The purpose of the letter was to save Herb’s job. Someone thought he was a Communist. A decision had already been made to fire him. Kelman had appealed to then secretary of health, education, and welfare Marion Folsom. My father was writing in support of his appeal.
Though I’ve known about the McCarthy era for as long as I can remember, I’d never thought about, on a granular level, what it would be like to write a letter like this one.

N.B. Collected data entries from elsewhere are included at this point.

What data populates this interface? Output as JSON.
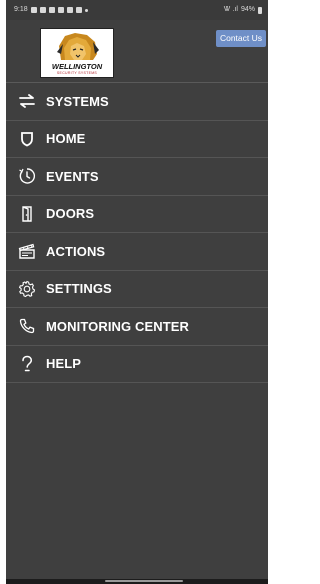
{
  "status_bar": {
    "time": "9:18",
    "battery": "94%",
    "signal_text": "Ꮤ .ıl"
  },
  "header": {
    "logo_text": "WELLINGTON",
    "logo_subtext": "SECURITY SYSTEMS",
    "contact_button": "Contact Us"
  },
  "menu": {
    "items": [
      {
        "label": "SYSTEMS",
        "icon": "swap-arrows-icon"
      },
      {
        "label": "HOME",
        "icon": "shield-icon"
      },
      {
        "label": "EVENTS",
        "icon": "history-clock-icon"
      },
      {
        "label": "DOORS",
        "icon": "door-icon"
      },
      {
        "label": "ACTIONS",
        "icon": "clapperboard-icon"
      },
      {
        "label": "SETTINGS",
        "icon": "gear-icon"
      },
      {
        "label": "MONITORING CENTER",
        "icon": "phone-icon"
      },
      {
        "label": "HELP",
        "icon": "question-icon"
      }
    ]
  },
  "colors": {
    "panel_bg": "#3f3f3f",
    "contact_button_bg": "#6f8fc7",
    "text": "#ffffff"
  }
}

Someone thought he was a Communist. A decision had already been made to fire him.
Think about it. Someone fairly high up in the hierarchy of which my father was a part—presumably above him in rank—had already decided to fire Kelman. The specific allegations against him were unknown to my father—or, as the letter indicates, even to Kelman. Speaking out on Kelman’s behalf could not have been a risk-free proposition.
And had my father played it safe in that era, he’d have had plenty of company. A few years earlier, then presidential candidate Dwight Eisenhower, bowing to political calculations, famously deleted from a stump speech his planned defense of his friend General George C. Marshall against one of Senator Joe McCarthy’s smears.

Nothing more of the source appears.